СТРАСТЬ РАЗРУШЕНИЯ - Лина Серебрякова
И Бакунина оставили в "покое".
…
Ни слова упрека не звучало в семье.
К старшему брату по-прежнему сохранялись любовь и уважение, не охлажденное годами молчания и разлуки. Все давно стали взрослыми, искушенными, вполне ощутившими разницу между мечтами и действительностью. Уходили навеки участники молодых споров, шумело подрастающее поколение, его-то личность дяди Миши ничуть не занимала, зато само присутствие его в крепости казалось чем-то необыкновенным.
Наконец, офицер от графа Орлова известил семейство, что милостью Государя родным разрешено свидание с заключенным Михаилом Бакуниным.
Поехали, конечно, Татьяна-Титания и Николай, нынешняя опора семейства.
Александру Михайловичу, восьмидесятипятилетнему старику и просидевшей возле него сорок лет супруге затруднительно было бы сие путешествие в северную столицу, несмотря на недавно построенную, прямую, как стрелка, железную дорогу.

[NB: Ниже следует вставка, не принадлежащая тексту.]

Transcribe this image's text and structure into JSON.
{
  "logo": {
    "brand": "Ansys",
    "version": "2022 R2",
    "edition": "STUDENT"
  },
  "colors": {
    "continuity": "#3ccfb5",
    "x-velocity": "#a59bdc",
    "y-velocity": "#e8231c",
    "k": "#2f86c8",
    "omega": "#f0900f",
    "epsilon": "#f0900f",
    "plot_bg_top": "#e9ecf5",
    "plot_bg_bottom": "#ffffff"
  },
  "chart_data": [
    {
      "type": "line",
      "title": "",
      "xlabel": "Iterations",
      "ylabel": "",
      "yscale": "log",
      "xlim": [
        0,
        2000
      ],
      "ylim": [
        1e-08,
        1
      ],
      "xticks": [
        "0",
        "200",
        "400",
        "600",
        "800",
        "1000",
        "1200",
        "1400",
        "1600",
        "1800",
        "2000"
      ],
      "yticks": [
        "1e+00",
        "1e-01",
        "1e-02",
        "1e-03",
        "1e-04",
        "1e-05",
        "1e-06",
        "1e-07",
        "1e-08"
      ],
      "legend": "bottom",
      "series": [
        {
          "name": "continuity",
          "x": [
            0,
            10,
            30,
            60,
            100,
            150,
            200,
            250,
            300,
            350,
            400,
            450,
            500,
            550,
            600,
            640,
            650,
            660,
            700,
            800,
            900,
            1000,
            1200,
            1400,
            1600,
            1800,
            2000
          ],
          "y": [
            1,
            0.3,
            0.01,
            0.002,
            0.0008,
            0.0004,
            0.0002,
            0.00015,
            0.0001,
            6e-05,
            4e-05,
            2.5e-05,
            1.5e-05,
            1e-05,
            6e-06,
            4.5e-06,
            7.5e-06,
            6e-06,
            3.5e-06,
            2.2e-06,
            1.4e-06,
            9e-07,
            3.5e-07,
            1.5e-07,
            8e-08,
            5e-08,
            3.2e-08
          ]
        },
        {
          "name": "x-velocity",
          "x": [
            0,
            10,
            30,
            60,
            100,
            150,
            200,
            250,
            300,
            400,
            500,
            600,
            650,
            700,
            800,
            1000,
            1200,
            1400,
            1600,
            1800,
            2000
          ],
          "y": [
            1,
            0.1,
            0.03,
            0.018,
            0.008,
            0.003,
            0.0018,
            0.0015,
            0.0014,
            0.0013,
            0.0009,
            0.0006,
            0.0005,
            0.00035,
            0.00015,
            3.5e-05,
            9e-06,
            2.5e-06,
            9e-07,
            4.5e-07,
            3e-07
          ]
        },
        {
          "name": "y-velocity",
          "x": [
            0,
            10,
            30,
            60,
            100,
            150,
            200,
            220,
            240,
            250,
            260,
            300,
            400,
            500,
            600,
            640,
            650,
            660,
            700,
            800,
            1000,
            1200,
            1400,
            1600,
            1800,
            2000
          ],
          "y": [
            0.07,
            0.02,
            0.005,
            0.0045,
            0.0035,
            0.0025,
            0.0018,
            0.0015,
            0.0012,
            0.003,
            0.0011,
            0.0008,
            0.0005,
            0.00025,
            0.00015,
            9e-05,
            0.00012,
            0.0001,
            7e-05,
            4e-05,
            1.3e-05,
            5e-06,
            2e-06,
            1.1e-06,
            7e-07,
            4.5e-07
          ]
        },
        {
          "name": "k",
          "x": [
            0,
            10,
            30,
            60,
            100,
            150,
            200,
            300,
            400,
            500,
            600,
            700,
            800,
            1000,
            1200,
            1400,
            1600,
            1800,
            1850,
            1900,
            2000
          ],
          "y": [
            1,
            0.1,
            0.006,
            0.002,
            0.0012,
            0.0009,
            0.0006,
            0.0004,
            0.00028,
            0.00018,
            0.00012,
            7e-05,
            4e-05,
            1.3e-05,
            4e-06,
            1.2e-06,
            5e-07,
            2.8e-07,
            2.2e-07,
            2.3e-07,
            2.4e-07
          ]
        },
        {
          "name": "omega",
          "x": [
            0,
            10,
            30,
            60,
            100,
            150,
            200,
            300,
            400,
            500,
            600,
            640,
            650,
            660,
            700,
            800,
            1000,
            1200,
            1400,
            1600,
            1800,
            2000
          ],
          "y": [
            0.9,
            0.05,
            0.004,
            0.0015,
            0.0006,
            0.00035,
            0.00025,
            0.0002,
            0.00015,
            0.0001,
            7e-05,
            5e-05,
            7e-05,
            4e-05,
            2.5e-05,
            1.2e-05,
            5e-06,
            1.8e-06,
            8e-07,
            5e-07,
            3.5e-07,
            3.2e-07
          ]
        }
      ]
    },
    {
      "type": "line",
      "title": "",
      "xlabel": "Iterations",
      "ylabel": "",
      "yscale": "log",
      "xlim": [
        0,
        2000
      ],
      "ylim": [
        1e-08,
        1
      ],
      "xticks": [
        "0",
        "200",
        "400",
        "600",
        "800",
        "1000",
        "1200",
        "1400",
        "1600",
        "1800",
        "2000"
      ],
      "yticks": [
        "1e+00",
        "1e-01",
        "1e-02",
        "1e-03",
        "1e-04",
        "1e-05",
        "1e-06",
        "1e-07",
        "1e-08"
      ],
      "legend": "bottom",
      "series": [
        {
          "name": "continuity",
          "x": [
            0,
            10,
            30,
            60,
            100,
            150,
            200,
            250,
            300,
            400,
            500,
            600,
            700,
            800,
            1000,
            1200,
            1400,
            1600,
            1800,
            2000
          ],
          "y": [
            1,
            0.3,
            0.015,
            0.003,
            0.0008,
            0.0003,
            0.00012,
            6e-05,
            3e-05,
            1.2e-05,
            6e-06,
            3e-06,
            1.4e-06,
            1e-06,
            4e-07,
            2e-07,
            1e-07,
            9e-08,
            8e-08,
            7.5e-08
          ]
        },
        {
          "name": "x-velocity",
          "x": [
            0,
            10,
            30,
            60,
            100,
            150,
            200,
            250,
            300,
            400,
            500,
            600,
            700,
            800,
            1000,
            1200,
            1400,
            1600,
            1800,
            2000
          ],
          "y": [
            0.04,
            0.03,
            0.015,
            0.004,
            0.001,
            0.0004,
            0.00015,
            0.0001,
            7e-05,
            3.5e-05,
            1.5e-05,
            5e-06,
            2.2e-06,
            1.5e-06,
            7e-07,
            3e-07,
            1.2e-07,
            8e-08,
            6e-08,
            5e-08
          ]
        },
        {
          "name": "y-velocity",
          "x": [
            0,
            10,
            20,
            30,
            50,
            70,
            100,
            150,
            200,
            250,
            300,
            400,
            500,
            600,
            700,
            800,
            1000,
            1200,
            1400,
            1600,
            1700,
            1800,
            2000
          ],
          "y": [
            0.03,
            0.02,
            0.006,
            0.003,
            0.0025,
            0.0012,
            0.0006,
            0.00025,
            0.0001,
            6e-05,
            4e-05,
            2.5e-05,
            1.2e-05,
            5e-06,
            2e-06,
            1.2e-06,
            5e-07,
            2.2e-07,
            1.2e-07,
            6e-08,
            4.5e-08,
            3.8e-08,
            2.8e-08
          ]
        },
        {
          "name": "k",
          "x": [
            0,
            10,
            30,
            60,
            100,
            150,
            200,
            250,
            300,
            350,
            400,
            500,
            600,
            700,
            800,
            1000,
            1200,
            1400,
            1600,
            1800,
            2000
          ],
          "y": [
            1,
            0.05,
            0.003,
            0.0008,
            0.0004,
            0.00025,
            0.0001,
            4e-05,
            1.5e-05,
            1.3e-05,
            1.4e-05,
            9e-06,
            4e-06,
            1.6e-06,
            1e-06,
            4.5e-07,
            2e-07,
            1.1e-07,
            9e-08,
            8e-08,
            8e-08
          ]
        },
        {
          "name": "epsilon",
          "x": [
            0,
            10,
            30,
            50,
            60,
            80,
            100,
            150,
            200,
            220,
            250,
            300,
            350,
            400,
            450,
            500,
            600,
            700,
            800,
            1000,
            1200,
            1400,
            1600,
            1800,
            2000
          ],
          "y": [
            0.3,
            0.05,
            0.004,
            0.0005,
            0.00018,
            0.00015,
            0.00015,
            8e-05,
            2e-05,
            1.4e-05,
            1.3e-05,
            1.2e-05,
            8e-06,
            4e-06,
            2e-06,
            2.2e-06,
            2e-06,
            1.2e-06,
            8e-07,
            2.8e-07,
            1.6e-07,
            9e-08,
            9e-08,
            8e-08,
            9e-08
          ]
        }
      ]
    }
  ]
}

Молодых и загорелых брата и сестру (Татьяне было тридцать пять лет, Николаю минуло тридцать) ввели в обширную залу в квартире коменданта крепости Ивана Александровича Набокова. Это был добрый и заботливый человек, считавший заключенных своими подопечными, почти детьми. Он предложил приехавшим чаю и нехотя ознакомил с правилами общения с заключенным: общаться только на русском языке, не говорить о политике, о высокопоставленных особах, передавать и принимать письма, за исключением тех, что прошли через руки местной канцелярии, и, разумеется, невозможны любые колющие и режущие предметы, пояса и веревки.
— Увы, — развел руками сей добрый человек. — Служба.
Наконец, за дверью послышались тяжелые шаги.
— Мишель!
Все обнялись. Одиннадцать лет! Мишель выглядел бледным, отяжелевшим, передних зубов не было. Два из них выпали из кровоточащих десен уже здесь, накануне. Но он не выглядел ни грустным, ни отчаявшимся.
— Во-первых, друзья мои, нужны книги, много книг, тетради, принадлежности для письма, — распорядился он после объятий и поцелуев.
— Извините, Михаил Александрович, что вы собираетесь писать? — насторожился Набоков.
— Письма родным, Иван Александрович.
— Но и только. Читать вам можно, но писать ни в коем случае. Разрешено получать газету «Санкт-Петербургские ведомости». Пейте чай. Какое варенье вам нравится? Супруга припасет к следующему разу. Говорите, общайтесь, господа.
Они говорили долго-долго. Татьяна со сдержанной улыбкой, лаская брата темно-голубым взглядом, предложила поместить к нему в камеру клетку с канарейкой.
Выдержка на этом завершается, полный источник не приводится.